Mais si la vie est présente dans les entrailles de la Terre et au fond des océans les plus profonds, elle est aussi bien active dans la haute atmosphère, contrairement à ce que l’on a longtemps imaginé. En 2013, des chercheurs américains ont découvert que la haute troposphère, partie de l'atmosphère située entre six et dix kilomètres d'altitude, recèle de nombreux micro-organismes, dont plusieurs types de bactéries. Plus de la moitié des bactéries contenues dans les échantillons collectés étaient vivantes et étaient présentes dans le ciel depuis plus d’une semaine. Le Professeur Kostas Konstantinidis ('Institut d'ingénierie de Georgie), qui a dirigé ces recherches, pense que ces bactéries ont probablement une grande influence sur la météorologie et le climat terrestre.

Les chercheurs ont été stupéfaits de constater la présence de 17 espèces de bactéries différentes, présentes en grande quantité dans la partie haute de la troposphère. Certaines d’entre elles étaient aussi capables de métaboliser les composants de carbone présents dans l'atmosphère, provenant surtout des émissions de dioxyde de carbone (CO2), principal gaz à effet de serre.
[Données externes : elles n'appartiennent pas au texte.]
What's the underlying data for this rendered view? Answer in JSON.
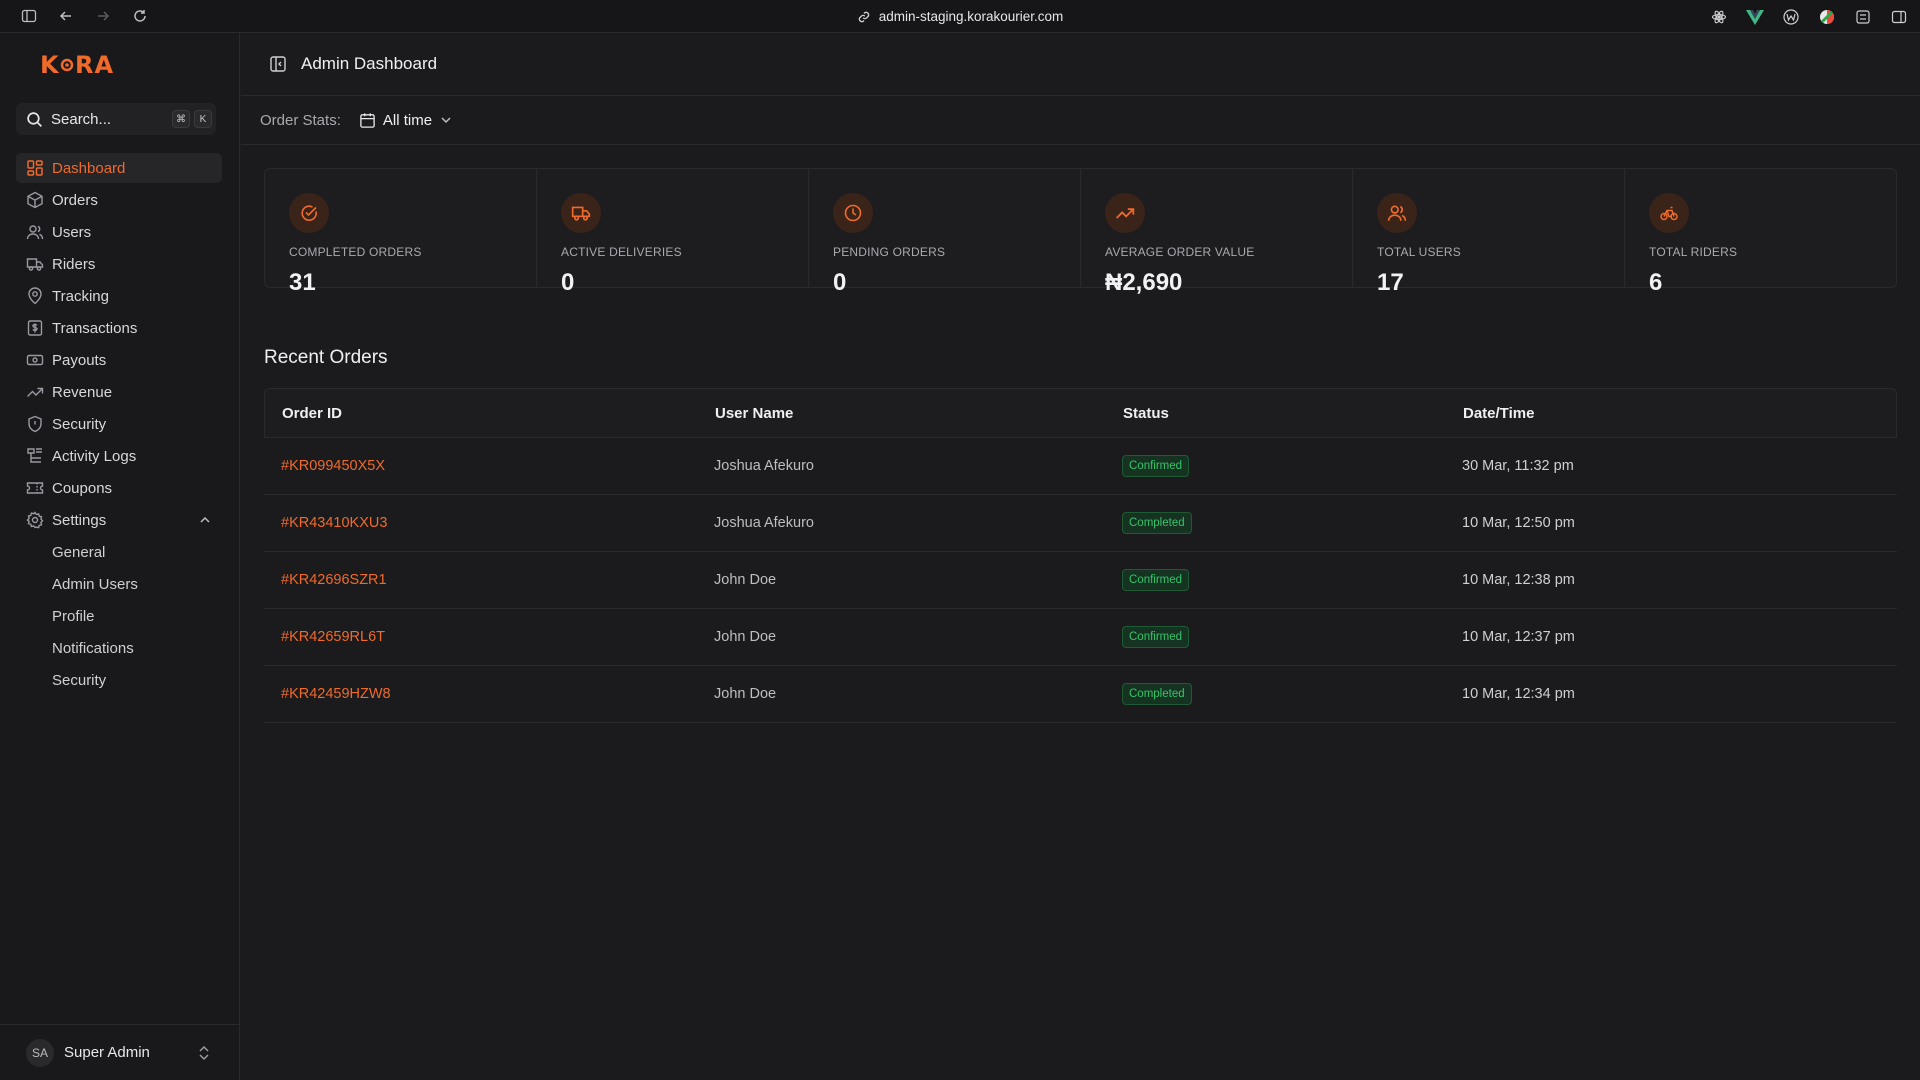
{
  "browser": {
    "url": "admin-staging.korakourier.com",
    "extensions": [
      "atom-extension-icon",
      "vue-devtools-icon",
      "extension-w-icon",
      "colorful-extension-icon",
      "tab-manager-icon",
      "split-view-icon"
    ]
  },
  "sidebar": {
    "logo": "K•RA",
    "search": {
      "placeholder": "Search...",
      "shortcut_mod": "⌘",
      "shortcut_key": "K"
    },
    "items": [
      {
        "label": "Dashboard",
        "icon": "dashboard-icon",
        "active": true
      },
      {
        "label": "Orders",
        "icon": "package-icon"
      },
      {
        "label": "Users",
        "icon": "users-icon"
      },
      {
        "label": "Riders",
        "icon": "truck-icon"
      },
      {
        "label": "Tracking",
        "icon": "map-pin-icon"
      },
      {
        "label": "Transactions",
        "icon": "receipt-icon"
      },
      {
        "label": "Payouts",
        "icon": "banknote-icon"
      },
      {
        "label": "Revenue",
        "icon": "trending-up-icon"
      },
      {
        "label": "Security",
        "icon": "shield-icon"
      },
      {
        "label": "Activity Logs",
        "icon": "logs-icon"
      },
      {
        "label": "Coupons",
        "icon": "ticket-icon"
      },
      {
        "label": "Settings",
        "icon": "gear-icon",
        "expanded": true
      }
    ],
    "settings_sub": [
      "General",
      "Admin Users",
      "Profile",
      "Notifications",
      "Security"
    ],
    "user": {
      "initials": "SA",
      "name": "Super Admin"
    }
  },
  "header": {
    "title": "Admin Dashboard"
  },
  "stats_bar": {
    "label": "Order Stats:",
    "range": "All time"
  },
  "stats": [
    {
      "label": "COMPLETED ORDERS",
      "value": "31",
      "icon": "check-circle-icon"
    },
    {
      "label": "ACTIVE DELIVERIES",
      "value": "0",
      "icon": "truck-icon"
    },
    {
      "label": "PENDING ORDERS",
      "value": "0",
      "icon": "clock-icon"
    },
    {
      "label": "AVERAGE ORDER VALUE",
      "value": "₦2,690",
      "icon": "trending-up-icon"
    },
    {
      "label": "TOTAL USERS",
      "value": "17",
      "icon": "users-icon"
    },
    {
      "label": "TOTAL RIDERS",
      "value": "6",
      "icon": "bike-icon"
    }
  ],
  "recent_orders": {
    "title": "Recent Orders",
    "columns": [
      "Order ID",
      "User Name",
      "Status",
      "Date/Time"
    ],
    "rows": [
      {
        "id": "#KR099450X5X",
        "user": "Joshua Afekuro",
        "status": "Confirmed",
        "date": "30 Mar, 11:32 pm"
      },
      {
        "id": "#KR43410KXU3",
        "user": "Joshua Afekuro",
        "status": "Completed",
        "date": "10 Mar, 12:50 pm"
      },
      {
        "id": "#KR42696SZR1",
        "user": "John Doe",
        "status": "Confirmed",
        "date": "10 Mar, 12:38 pm"
      },
      {
        "id": "#KR42659RL6T",
        "user": "John Doe",
        "status": "Confirmed",
        "date": "10 Mar, 12:37 pm"
      },
      {
        "id": "#KR42459HZW8",
        "user": "John Doe",
        "status": "Completed",
        "date": "10 Mar, 12:34 pm"
      }
    ]
  },
  "colors": {
    "accent": "#f06a2a",
    "success": "#35c46a",
    "background": "#1b1b1d"
  }
}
Quittons à présent la Terre et rendons-nous sur Mars, où, il y a deux ans, le rover Curiosity, en activité depuis 2012, a découvert, à l’intérieur d'un cratère martien dénommé Gale, des molécules organiques dans des échantillons de roche sédimentaire argileuse. Il s’agit de composés thiophéniques, aromatiques et aliphatiques, associés à l'activité de forme de vie. Certes, la NASA a bien précisé que ces composés pouvaient être le résultat de réactions purement chimiques et géologiques, mais en mars dernier, deux exobiologistes, Dirk Schulze Makuch de l'Université de l'État de Washington et Jacob Heinz de la Technische Universität de Berlin, ont publié une étude qui, sans trancher entre les deux interprétations, indique néanmoins que la probabilité que les thiophènes découverts sur Mars soient d’origine biologique leur semble plus grande que celle d’une origine chimique (Voir Astrobiology).

Il faudra cependant probablement attendre les résultats de la prochaine mission d’exploration martienne, celle qui verra se poser en février prochain, sur la planète rouge, le rover Perseverance (parti en juillet dernier de Cap Canaveral) pour pouvoir enfin découvrir des traces d’une éventuelle vie rudimentaire dans le sous-sol martien. Perseverance doit en effet prélever, si tout se passe comme prévu, une trentaine d'échantillons de roches qui seront récupérés par une future mission américano-européenne et rapportés sur Terre vers 2031.

Enfin, une autre découverte récente tout à fait surprenante concerne celle réalisée par une équipe d’astronomes dirigée par Jane Greaves, chercheuse de l’Université de Cardiff (Royaume-Uni), à l’aide de données collectées avec des télescopes à Hawaii et au Chili. Ces chercheurs ont en effet détecté la présence de phosphine (à une concentration de l’ordre de 20 parties pour un milliard) dans la haute l’atmosphère de Vénus, entre 50 et 60 kilomètres au-dessus de la surface de cette planète très inhospitalière (Voir Nature Astronomy). Or, il n’existe aucun mécanisme non biologique connu de production de phosphine sur Vénus. Serait-il donc possible que la présence de ce gaz révèle l’existence de microbes extraterrestres ? Selon cette étude, cette hypothèse peut sérieusement être envisagée, car la phosphine est un gaz qui doit être continuellement renouvelé, ce qui suppose l’existence d’une source, quelle qu’elle soit. Fait très intéressant, c’est la première fois que l’on découvre des traces de phosphine sur une planète tellurique autre que la Terre, où elle résulte de l’activité de bactéries anaérobies (qui vivent sans oxygène).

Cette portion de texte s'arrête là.